Every indication points to Mr. Crozier leaving fully of his own accord. That and a few other factors fuel speculation that ITV plc is a near-certain take-over target. Through an interesting transaction (best explained by your friendly, neighborhood hedge fund manager) big investment bank Goldman Sachs and Liberty Global swapped and traded ITV plc shares at the end of March, leaving Goldman Sachs with a 22% stake hedged by Liberty Global’s 9.9% stake, noted investor portal thestreet.com (May 3). Take-overs can be painful and, often, career-enders.

The television realm in the UK is certainly poised for turmoil in the short-term if not longer. Though ad spending forecasts by the Advertising Association/WARC, released in April, project a 2.5% gain this year over last, TV spot advertising, roughly a quarter of all UK ad spending, will fall 0.5%. The business, more and more, is producing shows, movies and features for other broadcasters and the ever-expanding video-on-demand industry. ITV plc owns the well-respected and successful ITV Studios production arm. Liberty Global and Discovery Communications jointly own the mammoth production stable All3Media.

The contentious slog to leave the European Union (Brexit) has pushed the GB£ lower against the US$ and Euro. (Exchange rates fluctuate for all sorts or reasons, sometimes none at all. Ask your happy Forex trader for details.) This has helped create buying opportunities for those with US$, Euros or the capacity to borrow in either. Seizing that opportunity was 21st Century Fox, bidding €14 billion last December for the Sky plc pay-TV operation that includes business in Ireland, Germany, Italy and Austria.

Jeremy Darroch has been Sky plc chief executive since 2007, when it was commonly known as BSkyB. He is, reportedly, the highest paid UK media chief executive. In the last published financial data, nine months ending March 31st, Sky plc posted 4% revenue gain year on year. That was pinched by Premiere League football rights fees, affected by exchange rates. “Despite the broader consumer environment remaining uncertain, we continue to deliver on our strategy and are on track for the full year,” he said in a statement (April 20).

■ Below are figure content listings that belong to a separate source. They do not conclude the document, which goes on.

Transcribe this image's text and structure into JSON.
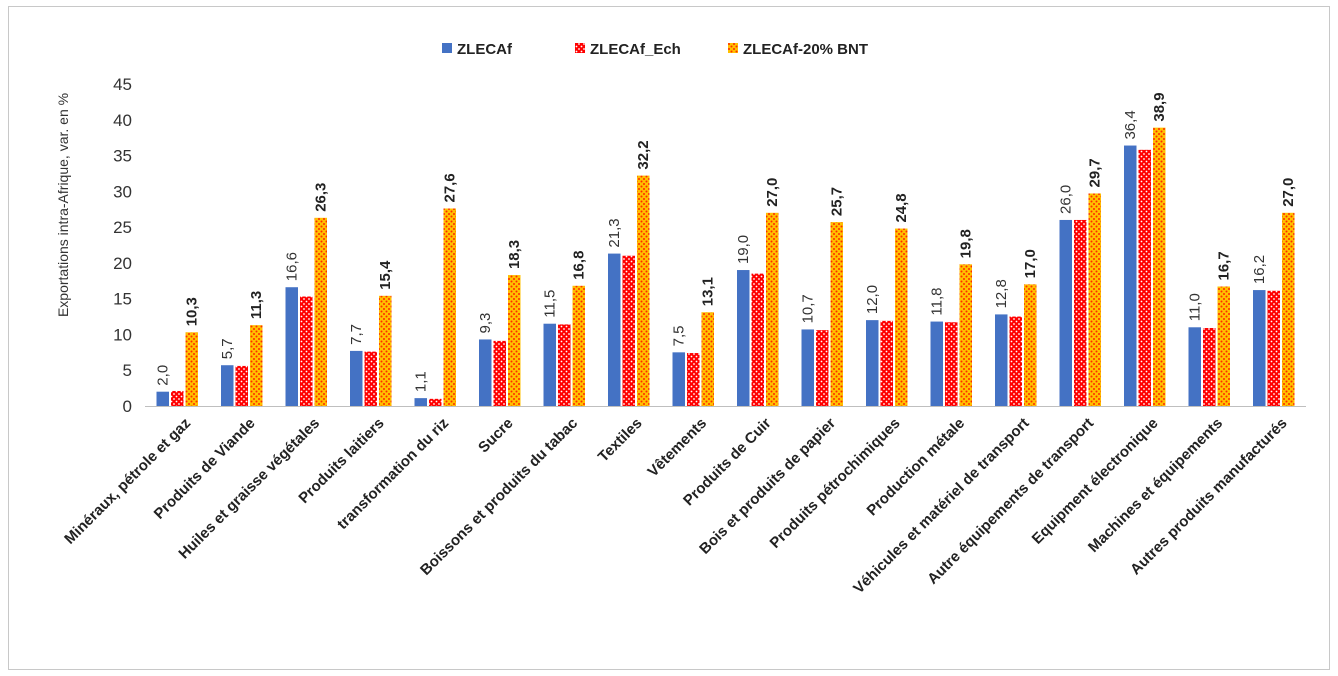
{
  "chart_data": {
    "type": "bar",
    "title": "",
    "xlabel": "",
    "ylabel": "Exportations intra-Afrique, var. en %",
    "ylim": [
      0,
      45
    ],
    "yticks": [
      "0",
      "5",
      "10",
      "15",
      "20",
      "25",
      "30",
      "35",
      "40",
      "45"
    ],
    "grid": false,
    "legend_position": "top-center",
    "categories": [
      "Minéraux, pétrole et gaz",
      "Produits de Viande",
      "Huiles et graisse végétales",
      "Produits laitiers",
      "transformation du riz",
      "Sucre",
      "Boissons et produits du tabac",
      "Textiles",
      "Vêtements",
      "Produits de Cuir",
      "Bois et produits de papier",
      "Produits pétrochimiques",
      "Production métale",
      "Véhicules et matériel de transport",
      "Autre équipements de transport",
      "Equipment électronique",
      "Machines et équipements",
      "Autres produits manufacturés"
    ],
    "series": [
      {
        "name": "ZLECAf",
        "color": "#4472c4",
        "pattern": "solid",
        "values": [
          2.0,
          5.7,
          16.6,
          7.7,
          1.1,
          9.3,
          11.5,
          21.3,
          7.5,
          19.0,
          10.7,
          12.0,
          11.8,
          12.8,
          26.0,
          36.4,
          11.0,
          16.2
        ],
        "labels": [
          "2,0",
          "5,7",
          "16,6",
          "7,7",
          "1,1",
          "9,3",
          "11,5",
          "21,3",
          "7,5",
          "19,0",
          "10,7",
          "12,0",
          "11,8",
          "12,8",
          "26,0",
          "36,4",
          "11,0",
          "16,2"
        ]
      },
      {
        "name": "ZLECAf_Ech",
        "color": "#ff0000",
        "pattern": "dots-white",
        "values": [
          2.1,
          5.6,
          15.3,
          7.6,
          1.0,
          9.1,
          11.4,
          21.0,
          7.4,
          18.5,
          10.6,
          11.9,
          11.7,
          12.5,
          26.0,
          35.8,
          10.9,
          16.1
        ],
        "labels": []
      },
      {
        "name": "ZLECAf-20% BNT",
        "color": "#ffc000",
        "pattern": "dots-red",
        "values": [
          10.3,
          11.3,
          26.3,
          15.4,
          27.6,
          18.3,
          16.8,
          32.2,
          13.1,
          27.0,
          25.7,
          24.8,
          19.8,
          17.0,
          29.7,
          38.9,
          16.7,
          27.0
        ],
        "labels": [
          "10,3",
          "11,3",
          "26,3",
          "15,4",
          "27,6",
          "18,3",
          "16,8",
          "32,2",
          "13,1",
          "27,0",
          "25,7",
          "24,8",
          "19,8",
          "17,0",
          "29,7",
          "38,9",
          "16,7",
          "27,0"
        ]
      }
    ]
  }
}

Uncertainty at a different level persists. UK regulators are due to pass judgment on the 21st Century Fox takeover, delayed to accommodate the June general election. There are no other bidders. Some UK media watchers expect Mr. Darroch to head for the garden if and when the takeover occurs. Both he and COO Andrew Griffith are invested in a share allocation that, upon the takeover, could be lucrative. James Murdoch was renamed Sky plc chairman in January 2016 after a four year hiatus.

Also in transition is publicly-owned, commercial broadcaster Channel Four. The company announced in March, quite mercurially, that chief executive David Abraham will exit “by the end of 2017.” The current UK government has rumbled about putting Channel Four up for sale. A successor for Mr. Abraham has not been named. He joined the company as chief executive in 2010.

The 3.7 billion pound gorilla in UK television is, of course, the BBC. Director General Tony Hall was appointed in 2013. In recent years BBC directors-general have served four-year renewable terms. He succeeded George Entwistle, who served 54 days, after a half-year search.

Common to each of the aforementioned UK TV chiefs is significant change. Change agent is not too strong a term to describe the current positions, generally, of ITV, Sky, Channel Four and the BBC since the Great Recession and the Digital Revolution. Tony Hall at the BBC has brought recovery to an organization in management chaos precipitated by political meddling.

The skill-sets required for a television chief executive are now vastly different. David Abraham and Adam Crozier have roots in advertising, Jeremy Darroch in consumer marketing. Tony Hall came from the public sector, the Royal Opera (a successful turnaround) and the BBC. The Financial Times (May 7) suggested the next UK TV chief executives be well-versed in technology. Others see content creation and production. An accountant is more likely. What doesn’t change - and never will - is a talent for negotiating changing times.